As optimism over additional stimulus from the U.S. central bank faded overnight, Chicago Fed President Charles Evans reiterated calls for further easing on CNBC Friday, arguing that there’s “a lot of reason to do more.”

Chicago Federal Reserve President Charles Evans
Source: chicagofed.org
Chicago Federal Reserve President Charles Evans

U.S. stocks ended near session lows Thursday after St. Louis Fed President James Bullard dampened expectations for further monetary easing, saying current economic conditions are not weak enough and called the latest meeting minutes that hinted at more easing "stale.”

Evans, however, says he has a different view of how the economy is proceeding.

“The outlook for growth is 2 percent, if we are lucky 2.5 percent over the next 18 months to 2 years. Back in the Spring we thought it was going to be 2.5-3 percent…we stepped down our outlook, unemployment is 8.3 percent, there’s a lot of reason to do more,” he told CNBC Asia’s “Squawk Box.”

Fears of stalling economic growth in the U.S. have been growing after gross domestic product (GDP) slowed to 1.5 percent in the second quarter. A recovery in employment has also failed to pick up, with jobs growth slowing sharply in the April-June period to just 75,000 jobs per month from 226,000 in the first quarter.

Responding to the opposing call by his colleague Bullard, he says it’s important that the Fed provides clarity on its intentions and “reduces uncertainty” over its guidance.
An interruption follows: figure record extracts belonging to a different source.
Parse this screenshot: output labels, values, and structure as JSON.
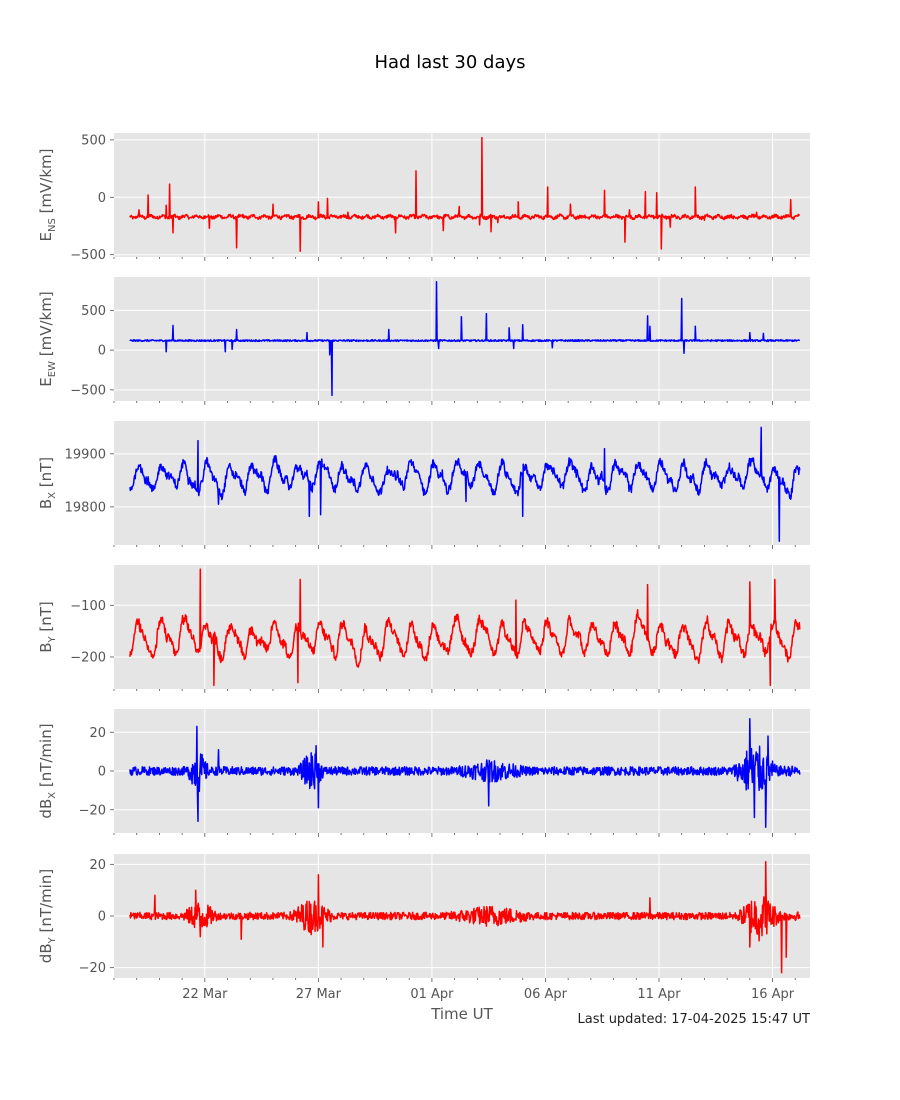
{
  "figure": {
    "title": "Had last 30 days",
    "xlabel": "Time UT",
    "last_updated": "Last updated: 17-04-2025 15:47 UT"
  },
  "chart_data": [
    {
      "type": "line",
      "ylabel": "E_NS [mV/km]",
      "ylabel_parts": [
        "E",
        "NS",
        " [mV/km]"
      ],
      "color": "#ff0000",
      "ylim": [
        -520,
        560
      ],
      "yticks": [
        500,
        0,
        -500
      ],
      "ytick_labels": [
        "500",
        "0",
        "−500"
      ],
      "xlim": [
        0,
        30.65
      ],
      "grid": true,
      "baseline": -170,
      "noise": 14,
      "spikes": [
        [
          1.1,
          -110
        ],
        [
          1.5,
          20
        ],
        [
          2.3,
          -70
        ],
        [
          2.45,
          115
        ],
        [
          2.6,
          -310
        ],
        [
          4.2,
          -270
        ],
        [
          5.4,
          -440
        ],
        [
          5.5,
          -150
        ],
        [
          7.0,
          -60
        ],
        [
          8.2,
          -470
        ],
        [
          9.0,
          -40
        ],
        [
          9.4,
          -10
        ],
        [
          10.3,
          -130
        ],
        [
          12.4,
          -310
        ],
        [
          13.3,
          230
        ],
        [
          14.5,
          -290
        ],
        [
          15.2,
          -80
        ],
        [
          16.1,
          -240
        ],
        [
          16.2,
          520
        ],
        [
          16.6,
          -300
        ],
        [
          16.9,
          -220
        ],
        [
          17.8,
          -40
        ],
        [
          19.1,
          90
        ],
        [
          20.1,
          -60
        ],
        [
          20.6,
          -180
        ],
        [
          21.6,
          60
        ],
        [
          22.5,
          -390
        ],
        [
          22.7,
          -110
        ],
        [
          23.4,
          50
        ],
        [
          23.9,
          40
        ],
        [
          24.1,
          -450
        ],
        [
          24.5,
          -260
        ],
        [
          25.6,
          90
        ],
        [
          26.0,
          -200
        ],
        [
          27.1,
          -180
        ],
        [
          28.3,
          -130
        ],
        [
          29.8,
          -20
        ]
      ]
    },
    {
      "type": "line",
      "ylabel": "E_EW [mV/km]",
      "ylabel_parts": [
        "E",
        "EW",
        " [mV/km]"
      ],
      "color": "#0000ff",
      "ylim": [
        -640,
        920
      ],
      "yticks": [
        500,
        0,
        -500
      ],
      "ytick_labels": [
        "500",
        "0",
        "−500"
      ],
      "xlim": [
        0,
        30.65
      ],
      "grid": true,
      "baseline": 120,
      "noise": 10,
      "spikes": [
        [
          0.3,
          230
        ],
        [
          2.3,
          -20
        ],
        [
          2.6,
          310
        ],
        [
          4.9,
          -20
        ],
        [
          5.2,
          10
        ],
        [
          5.4,
          260
        ],
        [
          8.5,
          220
        ],
        [
          9.5,
          -60
        ],
        [
          9.6,
          -570
        ],
        [
          12.1,
          260
        ],
        [
          14.2,
          860
        ],
        [
          14.3,
          20
        ],
        [
          15.3,
          420
        ],
        [
          16.4,
          460
        ],
        [
          17.4,
          280
        ],
        [
          17.6,
          20
        ],
        [
          18.0,
          320
        ],
        [
          19.3,
          30
        ],
        [
          22.0,
          130
        ],
        [
          23.5,
          430
        ],
        [
          23.6,
          300
        ],
        [
          25.0,
          650
        ],
        [
          25.1,
          -40
        ],
        [
          25.6,
          300
        ],
        [
          28.0,
          220
        ],
        [
          28.6,
          210
        ]
      ]
    },
    {
      "type": "line",
      "ylabel": "B_X [nT]",
      "ylabel_parts": [
        "B",
        "X",
        " [nT]"
      ],
      "color": "#0000ff",
      "ylim": [
        19728,
        19962
      ],
      "yticks": [
        19900,
        19800
      ],
      "ytick_labels": [
        "19900",
        "19800"
      ],
      "xlim": [
        0,
        30.65
      ],
      "grid": true,
      "baseline": 19858,
      "amplitude": 22,
      "noise": 7,
      "spikes": [
        [
          3.7,
          19925
        ],
        [
          4.6,
          19805
        ],
        [
          8.6,
          19782
        ],
        [
          9.1,
          19785
        ],
        [
          15.5,
          19810
        ],
        [
          18.0,
          19782
        ],
        [
          21.6,
          19910
        ],
        [
          28.5,
          19950
        ],
        [
          29.3,
          19735
        ],
        [
          30.3,
          19855
        ]
      ]
    },
    {
      "type": "line",
      "ylabel": "B_Y [nT]",
      "ylabel_parts": [
        "B",
        "Y",
        " [nT]"
      ],
      "color": "#ff0000",
      "ylim": [
        -262,
        -22
      ],
      "yticks": [
        -100,
        -200
      ],
      "ytick_labels": [
        "−100",
        "−200"
      ],
      "xlim": [
        0,
        30.65
      ],
      "grid": true,
      "baseline": -165,
      "amplitude": 28,
      "noise": 8,
      "spikes": [
        [
          3.8,
          -30
        ],
        [
          4.4,
          -255
        ],
        [
          8.2,
          -50
        ],
        [
          8.1,
          -250
        ],
        [
          17.7,
          -90
        ],
        [
          23.5,
          -60
        ],
        [
          28.0,
          -55
        ],
        [
          28.9,
          -255
        ],
        [
          29.1,
          -50
        ],
        [
          30.3,
          -205
        ]
      ]
    },
    {
      "type": "line",
      "ylabel": "dB_X [nT/min]",
      "ylabel_parts": [
        "dB",
        "X",
        " [nT/min]"
      ],
      "color": "#0000ff",
      "ylim": [
        -32,
        32
      ],
      "yticks": [
        20,
        0,
        -20
      ],
      "ytick_labels": [
        "20",
        "0",
        "−20"
      ],
      "xlim": [
        0,
        30.65
      ],
      "grid": true,
      "baseline": 0,
      "noise": 2.2,
      "bursts": [
        [
          3.7,
          0.5,
          10
        ],
        [
          8.7,
          0.6,
          9
        ],
        [
          16.6,
          1.6,
          4
        ],
        [
          28.2,
          1.0,
          11
        ]
      ],
      "spikes": [
        [
          3.65,
          23
        ],
        [
          3.7,
          -26
        ],
        [
          4.6,
          11
        ],
        [
          8.9,
          13
        ],
        [
          9.0,
          -19
        ],
        [
          16.5,
          -18
        ],
        [
          28.0,
          27
        ],
        [
          28.2,
          -24
        ],
        [
          28.7,
          -29
        ],
        [
          28.8,
          18
        ]
      ]
    },
    {
      "type": "line",
      "ylabel": "dB_Y [nT/min]",
      "ylabel_parts": [
        "dB",
        "Y",
        " [nT/min]"
      ],
      "color": "#ff0000",
      "ylim": [
        -24,
        24
      ],
      "yticks": [
        20,
        0,
        -20
      ],
      "ytick_labels": [
        "20",
        "0",
        "−20"
      ],
      "xlim": [
        0,
        30.65
      ],
      "grid": true,
      "baseline": 0,
      "noise": 1.4,
      "bursts": [
        [
          3.8,
          0.8,
          5
        ],
        [
          8.7,
          1.0,
          6
        ],
        [
          16.6,
          2.0,
          3
        ],
        [
          28.4,
          1.0,
          7
        ]
      ],
      "spikes": [
        [
          1.8,
          8
        ],
        [
          3.6,
          10
        ],
        [
          3.8,
          -8
        ],
        [
          5.6,
          -9
        ],
        [
          9.0,
          16
        ],
        [
          9.2,
          -12
        ],
        [
          23.6,
          7
        ],
        [
          28.0,
          -12
        ],
        [
          28.7,
          21
        ],
        [
          29.4,
          -22
        ],
        [
          29.6,
          -16
        ]
      ]
    }
  ],
  "x_axis": {
    "ticks": [
      4,
      9,
      14,
      19,
      24,
      29
    ],
    "tick_labels": [
      "22 Mar",
      "27 Mar",
      "01 Apr",
      "06 Apr",
      "11 Apr",
      "16 Apr"
    ]
  }
}
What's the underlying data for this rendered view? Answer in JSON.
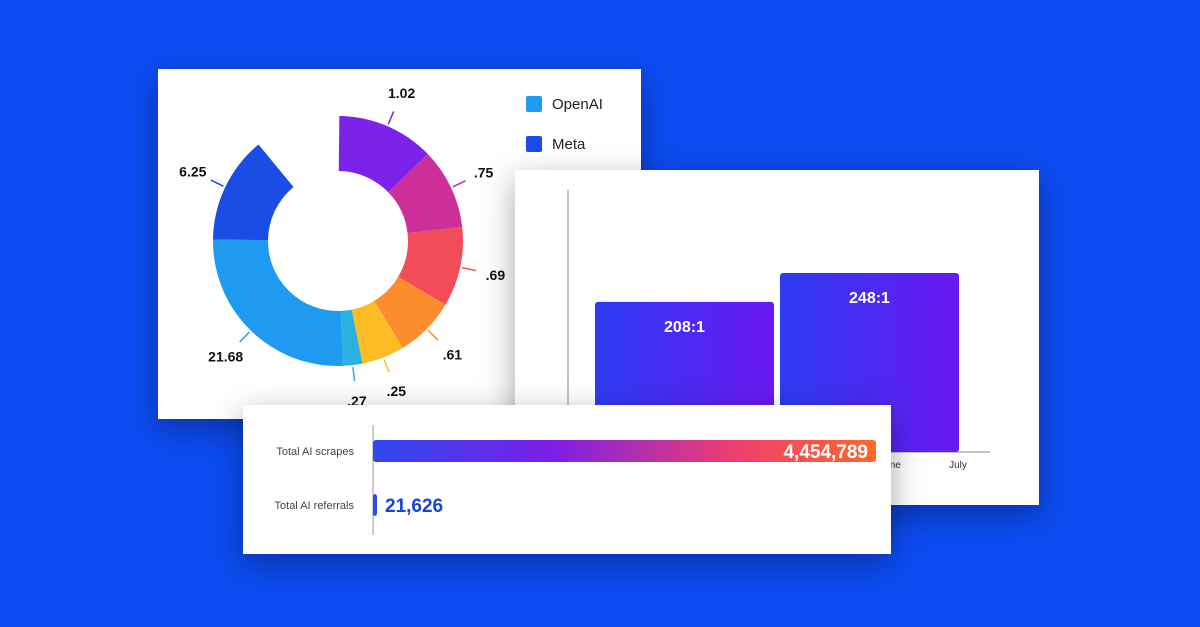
{
  "chart_data": [
    {
      "type": "pie",
      "variant": "donut",
      "legend": [
        {
          "label": "OpenAI",
          "color": "#1e9bf0"
        },
        {
          "label": "Meta",
          "color": "#1a4de6"
        }
      ],
      "legend_placement": "top-right",
      "slices": [
        {
          "label": "1.02",
          "value": 1.02,
          "color": "#7c22ea"
        },
        {
          "label": ".75",
          "value": 0.75,
          "color": "#cc2e9a"
        },
        {
          "label": ".69",
          "value": 0.69,
          "color": "#f24b5a"
        },
        {
          "label": ".61",
          "value": 0.61,
          "color": "#fb8d2e"
        },
        {
          "label": ".25",
          "value": 0.25,
          "color": "#fcbd24"
        },
        {
          "label": ".27",
          "value": 0.27,
          "color": "#2ab1e0"
        },
        {
          "label": "21.68",
          "value": 21.68,
          "color": "#1e9bf0"
        },
        {
          "label": "6.25",
          "value": 6.25,
          "color": "#1a4de6"
        }
      ]
    },
    {
      "type": "bar",
      "categories": [
        "June",
        "July"
      ],
      "values": [
        208,
        248
      ],
      "value_labels": [
        "208:1",
        "248:1"
      ],
      "gradient": [
        "#2d3cf3",
        "#6a18f2"
      ],
      "grid": false
    },
    {
      "type": "bar",
      "orientation": "horizontal",
      "categories": [
        "Total AI scrapes",
        "Total AI referrals"
      ],
      "values": [
        4454789,
        21626
      ],
      "value_labels": [
        "4,454,789",
        "21,626"
      ],
      "gradient": [
        "#2e49ee",
        "#7b1ee8",
        "#ee3f6f",
        "#fb6a2c"
      ]
    }
  ]
}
“We’re facing extraordinary risks that are holding up businesses and households from making future investments…one uncertainty we can clarify is that we could announce clear, conditional economic markers that would prevent markets and business people from thinking that we would prematurely withdraw from our current accommodative stance,” Evans said.

According to Evans, as long as the unemployment rate is above 7 percent and inflation remains below 3 percent, rates should remain at zero percent.

Done Deal?

Earlier this week, markets gained traction after the latest minutes from the FOMC minutes showed many policymakers said additional accommodation is likely needed "fairly soon" unless the economy improves substantially.

Market experts including Pimco’s Co-Founder Bill Gross believe further monetary policy easing is a “done deal.”

Gross told CNBC when the central bank does act, he expects “a relative open-ended program in terms of size, in terms of time and in terms of what the asset classes is they buy.”